次に、和平後を見据えた南スーダン国内の人材育成にも課題がある。一方では、将来の国を育てていく人材の育成が必要だが、他方で、そのプロセスではヌエル族とディンカ族という対立する部族間の公平性を確保する必要もある。人づくりと和解という二つの課題にいかにして同時並行的に取り組んでいくのか、この点は今後の課題である。
最後に、南スーダン和平の政治プロセスにおける日本の役割にも課題がある。日本がIGADに替わるかたちで南スーダン政府と反政府側勢力の交渉に関与するのは非常に難しいだろう。そうであれば、日本が南スーダンの和平プロセスに独自の方法で関与するというとき、IGADとの関係も見据えながらどういったかたちが最善になるのか、今後この点は検討する必要があるだろう。
南スーダンの平和構築においては、避難民だけではなく、市民の生活不満という課題もある。ジュバでは物価高騰にもかかわらず給与は上がらず、また未払いが問題化している。給与未払いは軍人による略奪や強盗団の横行などの治安面の悪化を招いている。しかし南スーダン政府はこうした課題に対応できていない。そのため、政治全体に対する市民の不信感は非常に高い。こうしたなかで日本は、南スーダンの行政諸制度の整備や人材育成に力を入れて支援をするべきである。各地で戦闘が散発し、政府に対する不信の度が高い現状では、インフラ支援を急ぐよりも能力構築支援と人材育成支援を優先的に行うべきだ。
また将来的に和平が達成されたときの住民帰還に関係する課題もある。紛争時に居住地を追われた住民が和平後に帰還する場合、紛争時に入ってきた別の集団との間で土地問題が発生するだろう。そのため住民帰還を進めるためには、問題の調停を行う地方行政機能が求められる。今後は、中央政府だけではなく地方行政の人材育成も必要だ。人材育成に際しては、日本からの人材派遣も必要である。特にこの点で日本人に対する現地の信頼感は高く、欧米諸国が発揮できない強みを日本は持っている。

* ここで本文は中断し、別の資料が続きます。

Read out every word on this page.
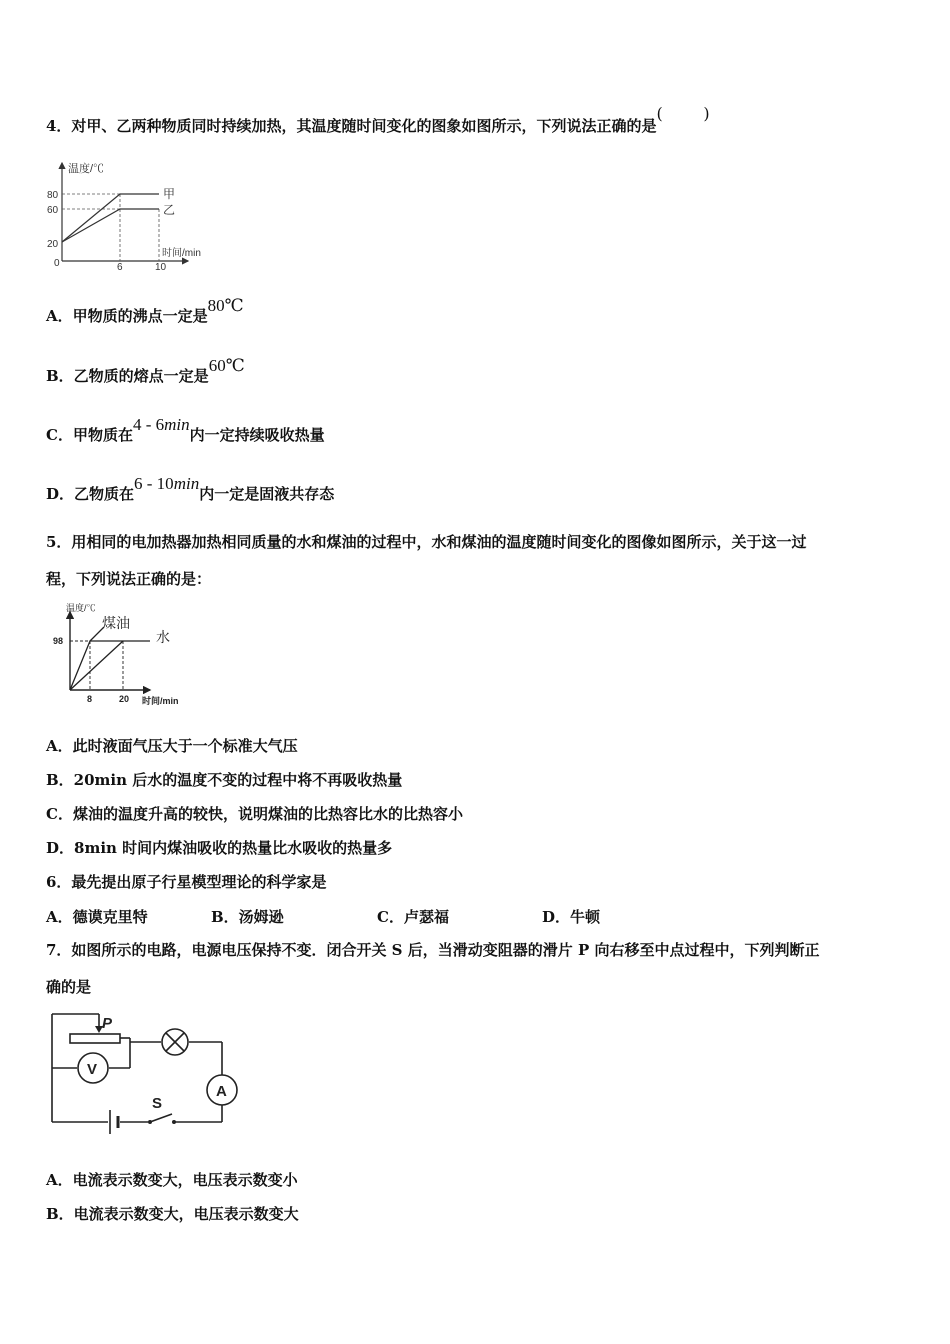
4．对甲、乙两种物质同时持续加热，其温度随时间变化的图象如图所示，下列说法正确的是(	)
温度/℃
时间/min
80
60
20
0	6	10
甲
乙
A．甲物质的沸点一定是80℃
B．乙物质的熔点一定是60℃
C．甲物质在4 - 6min内一定持续吸收热量
D．乙物质在6 - 10min内一定是固液共存态
5．用相同的电加热器加热相同质量的水和煤油的过程中，水和煤油的温度随时间变化的图像如图所示，关于这一过
程，下列说法正确的是：
温度/℃
时间/min
98
8	20
煤油
水
A．此时液面气压大于一个标准大气压
B．20min 后水的温度不变的过程中将不再吸收热量
C．煤油的温度升高的较快，说明煤油的比热容比水的比热容小
D．8min 时间内煤油吸收的热量比水吸收的热量多
6．最先提出原子行星模型理论的科学家是
A．德谟克里特	B．汤姆逊	C．卢瑟福	D．牛顿
7．如图所示的电路，电源电压保持不变．闭合开关 S 后，当滑动变阻器的滑片 P 向右移至中点过程中，下列判断正
确的是
P
V
A
S
A．电流表示数变大，电压表示数变小
B．电流表示数变大，电压表示数变大
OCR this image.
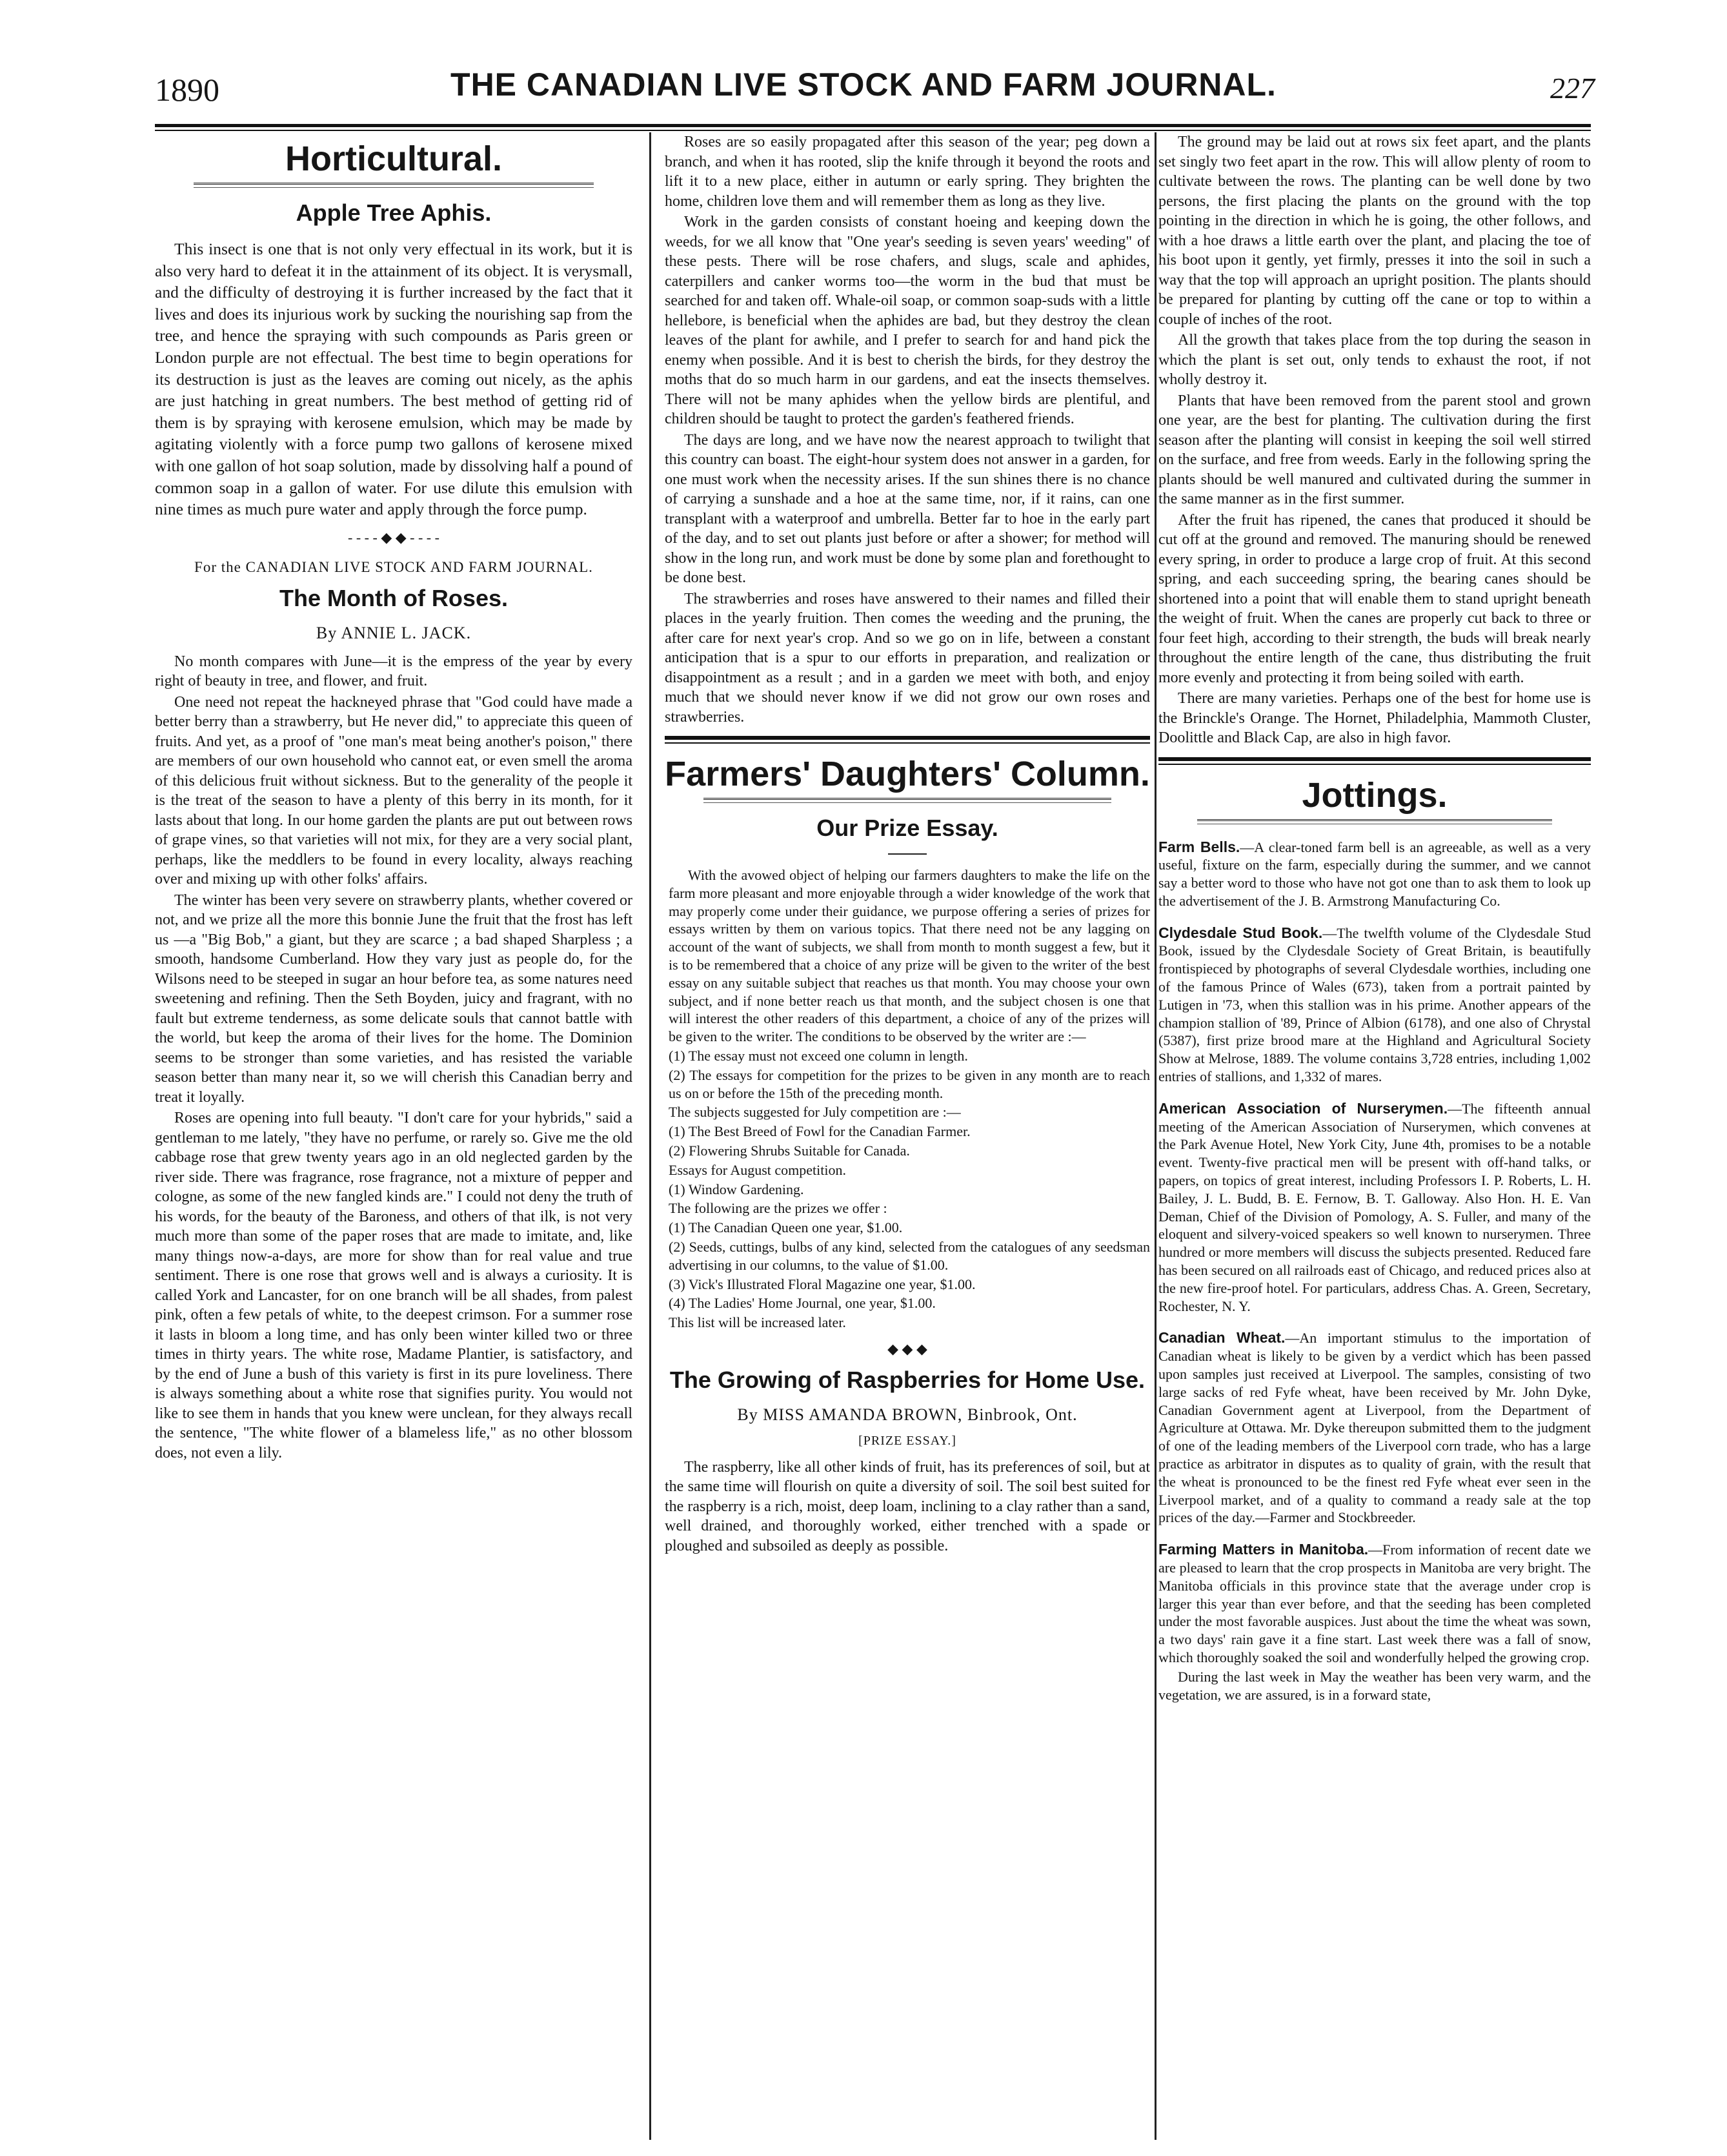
1890	THE CANADIAN LIVE STOCK AND FARM JOURNAL.	227
Horticultural.
Apple Tree Aphis.

This insect is one that is not only very effectual in its work, but it is also very hard to defeat it in the attainment of its object. It is verysmall, and the difficulty of destroying it is further increased by the fact that it lives and does its injurious work by sucking the nourishing sap from the tree, and hence the spraying with such compounds as Paris green or London purple are not effectual. The best time to begin operations for its destruction is just as the leaves are coming out nicely, as the aphis are just hatching in great numbers. The best method of getting rid of them is by spraying with kerosene emulsion, which may be made by agitating violently with a force pump two gallons of kerosene mixed with one gallon of hot soap solution, made by dissolving half a pound of common soap in a gallon of water. For use dilute this emulsion with nine times as much pure water and apply through the force pump.

- - - - ◆ ◆ - - - -
For the CANADIAN LIVE STOCK AND FARM JOURNAL.
The Month of Roses.
By ANNIE L. JACK.

No month compares with June—it is the empress of the year by every right of beauty in tree, and flower, and fruit.

One need not repeat the hackneyed phrase that "God could have made a better berry than a strawberry, but He never did," to appreciate this queen of fruits. And yet, as a proof of "one man's meat being another's poison," there are members of our own household who cannot eat, or even smell the aroma of this delicious fruit without sickness. But to the generality of the people it is the treat of the season to have a plenty of this berry in its month, for it lasts about that long. In our home garden the plants are put out between rows of grape vines, so that varieties will not mix, for they are a very social plant, perhaps, like the meddlers to be found in every locality, always reaching over and mixing up with other folks' affairs.

The winter has been very severe on strawberry plants, whether covered or not, and we prize all the more this bonnie June the fruit that the frost has left us —a "Big Bob," a giant, but they are scarce ; a bad shaped Sharpless ; a smooth, handsome Cumberland. How they vary just as people do, for the Wilsons need to be steeped in sugar an hour before tea, as some natures need sweetening and refining. Then the Seth Boyden, juicy and fragrant, with no fault but extreme tenderness, as some delicate souls that cannot battle with the world, but keep the aroma of their lives for the home. The Dominion seems to be stronger than some varieties, and has resisted the variable season better than many near it, so we will cherish this Canadian berry and treat it loyally.

Roses are opening into full beauty. "I don't care for your hybrids," said a gentleman to me lately, "they have no perfume, or rarely so. Give me the old cabbage rose that grew twenty years ago in an old neglected garden by the river side. There was fragrance, rose fragrance, not a mixture of pepper and cologne, as some of the new fangled kinds are." I could not deny the truth of his words, for the beauty of the Baroness, and others of that ilk, is not very much more than some of the paper roses that are made to imitate, and, like many things now-a-days, are more for show than for real value and true sentiment. There is one rose that grows well and is always a curiosity. It is called York and Lancaster, for on one branch will be all shades, from palest pink, often a few petals of white, to the deepest crimson. For a summer rose it lasts in bloom a long time, and has only been winter killed two or three times in thirty years. The white rose, Madame Plantier, is satisfactory, and by the end of June a bush of this variety is first in its pure loveliness. There is always something about a white rose that signifies purity. You would not like to see them in hands that you knew were unclean, for they always recall the sentence, "The white flower of a blameless life," as no other blossom does, not even a lily.

Roses are so easily propagated after this season of the year; peg down a branch, and when it has rooted, slip the knife through it beyond the roots and lift it to a new place, either in autumn or early spring. They brighten the home, children love them and will remember them as long as they live.

Work in the garden consists of constant hoeing and keeping down the weeds, for we all know that "One year's seeding is seven years' weeding" of these pests. There will be rose chafers, and slugs, scale and aphides, caterpillers and canker worms too—the worm in the bud that must be searched for and taken off. Whale-oil soap, or common soap-suds with a little hellebore, is beneficial when the aphides are bad, but they destroy the clean leaves of the plant for awhile, and I prefer to search for and hand pick the enemy when possible. And it is best to cherish the birds, for they destroy the moths that do so much harm in our gardens, and eat the insects themselves. There will not be many aphides when the yellow birds are plentiful, and children should be taught to protect the garden's feathered friends.

The days are long, and we have now the nearest approach to twilight that this country can boast. The eight-hour system does not answer in a garden, for one must work when the necessity arises. If the sun shines there is no chance of carrying a sunshade and a hoe at the same time, nor, if it rains, can one transplant with a waterproof and umbrella. Better far to hoe in the early part of the day, and to set out plants just before or after a shower; for method will show in the long run, and work must be done by some plan and forethought to be done best.

The strawberries and roses have answered to their names and filled their places in the yearly fruition. Then comes the weeding and the pruning, the after care for next year's crop. And so we go on in life, between a constant anticipation that is a spur to our efforts in preparation, and realization or disappointment as a result ; and in a garden we meet with both, and enjoy much that we should never know if we did not grow our own roses and strawberries.

Farmers' Daughters' Column.
Our Prize Essay.

With the avowed object of helping our farmers daughters to make the life on the farm more pleasant and more enjoyable through a wider knowledge of the work that may properly come under their guidance, we purpose offering a series of prizes for essays written by them on various topics. That there need not be any lagging on account of the want of subjects, we shall from month to month suggest a few, but it is to be remembered that a choice of any prize will be given to the writer of the best essay on any suitable subject that reaches us that month. You may choose your own subject, and if none better reach us that month, and the subject chosen is one that will interest the other readers of this department, a choice of any of the prizes will be given to the writer. The conditions to be observed by the writer are :—

(1) The essay must not exceed one column in length.

(2) The essays for competition for the prizes to be given in any month are to reach us on or before the 15th of the preceding month.

The subjects suggested for July competition are :—

(1) The Best Breed of Fowl for the Canadian Farmer.

(2) Flowering Shrubs Suitable for Canada.

Essays for August competition.

(1) Window Gardening.

The following are the prizes we offer :

(1) The Canadian Queen one year, $1.00.

(2) Seeds, cuttings, bulbs of any kind, selected from the catalogues of any seedsman advertising in our columns, to the value of $1.00.

(3) Vick's Illustrated Floral Magazine one year, $1.00.

(4) The Ladies' Home Journal, one year, $1.00.

This list will be increased later.

◆ ◆ ◆
The Growing of Raspberries for Home Use.
By MISS AMANDA BROWN, Binbrook, Ont.
[PRIZE ESSAY.]

The raspberry, like all other kinds of fruit, has its preferences of soil, but at the same time will flourish on quite a diversity of soil. The soil best suited for the raspberry is a rich, moist, deep loam, inclining to a clay rather than a sand, well drained, and thoroughly worked, either trenched with a spade or ploughed and subsoiled as deeply as possible.

The ground may be laid out at rows six feet apart, and the plants set singly two feet apart in the row. This will allow plenty of room to cultivate between the rows. The planting can be well done by two persons, the first placing the plants on the ground with the top pointing in the direction in which he is going, the other follows, and with a hoe draws a little earth over the plant, and placing the toe of his boot upon it gently, yet firmly, presses it into the soil in such a way that the top will approach an upright position. The plants should be prepared for planting by cutting off the cane or top to within a couple of inches of the root.

All the growth that takes place from the top during the season in which the plant is set out, only tends to exhaust the root, if not wholly destroy it.

Plants that have been removed from the parent stool and grown one year, are the best for planting. The cultivation during the first season after the planting will consist in keeping the soil well stirred on the surface, and free from weeds. Early in the following spring the plants should be well manured and cultivated during the summer in the same manner as in the first summer.

After the fruit has ripened, the canes that produced it should be cut off at the ground and removed. The manuring should be renewed every spring, in order to produce a large crop of fruit. At this second spring, and each succeeding spring, the bearing canes should be shortened into a point that will enable them to stand upright beneath the weight of fruit. When the canes are properly cut back to three or four feet high, according to their strength, the buds will break nearly throughout the entire length of the cane, thus distributing the fruit more evenly and protecting it from being soiled with earth.

There are many varieties. Perhaps one of the best for home use is the Brinckle's Orange. The Hornet, Philadelphia, Mammoth Cluster, Doolittle and Black Cap, are also in high favor.

Jottings.

Farm Bells.—A clear-toned farm bell is an agreeable, as well as a very useful, fixture on the farm, especially during the summer, and we cannot say a better word to those who have not got one than to ask them to look up the advertisement of the J. B. Armstrong Manufacturing Co.

Clydesdale Stud Book.—The twelfth volume of the Clydesdale Stud Book, issued by the Clydesdale Society of Great Britain, is beautifully frontispieced by photographs of several Clydesdale worthies, including one of the famous Prince of Wales (673), taken from a portrait painted by Lutigen in '73, when this stallion was in his prime. Another appears of the champion stallion of '89, Prince of Albion (6178), and one also of Chrystal (5387), first prize brood mare at the Highland and Agricultural Society Show at Melrose, 1889. The volume contains 3,728 entries, including 1,002 entries of stallions, and 1,332 of mares.

American Association of Nurserymen.—The fifteenth annual meeting of the American Association of Nurserymen, which convenes at the Park Avenue Hotel, New York City, June 4th, promises to be a notable event. Twenty-five practical men will be present with off-hand talks, or papers, on topics of great interest, including Professors I. P. Roberts, L. H. Bailey, J. L. Budd, B. E. Fernow, B. T. Galloway. Also Hon. H. E. Van Deman, Chief of the Division of Pomology, A. S. Fuller, and many of the eloquent and silvery-voiced speakers so well known to nurserymen. Three hundred or more members will discuss the subjects presented. Reduced fare has been secured on all railroads east of Chicago, and reduced prices also at the new fire-proof hotel. For particulars, address Chas. A. Green, Secretary, Rochester, N. Y.

Canadian Wheat.—An important stimulus to the importation of Canadian wheat is likely to be given by a verdict which has been passed upon samples just received at Liverpool. The samples, consisting of two large sacks of red Fyfe wheat, have been received by Mr. John Dyke, Canadian Government agent at Liverpool, from the Department of Agriculture at Ottawa. Mr. Dyke thereupon submitted them to the judgment of one of the leading members of the Liverpool corn trade, who has a large practice as arbitrator in disputes as to quality of grain, with the result that the wheat is pronounced to be the finest red Fyfe wheat ever seen in the Liverpool market, and of a quality to command a ready sale at the top prices of the day.—Farmer and Stockbreeder.

Farming Matters in Manitoba.—From information of recent date we are pleased to learn that the crop prospects in Manitoba are very bright. The Manitoba officials in this province state that the average under crop is larger this year than ever before, and that the seeding has been completed under the most favorable auspices. Just about the time the wheat was sown, a two days' rain gave it a fine start. Last week there was a fall of snow, which thoroughly soaked the soil and wonderfully helped the growing crop.

During the last week in May the weather has been very warm, and the vegetation, we are assured, is in a forward state,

最後に、自衛隊も含めたオールジャパンとしての支援体制については、NGOの立場から危惧している。NGOの活動の中立性という点から、軍から一定に距離を保つことが必要だからだ。
コメンテーターズの意見がのべられた後に、会員と一般参加者から、多角的な面からの見解が述べられともに、質問がなされた。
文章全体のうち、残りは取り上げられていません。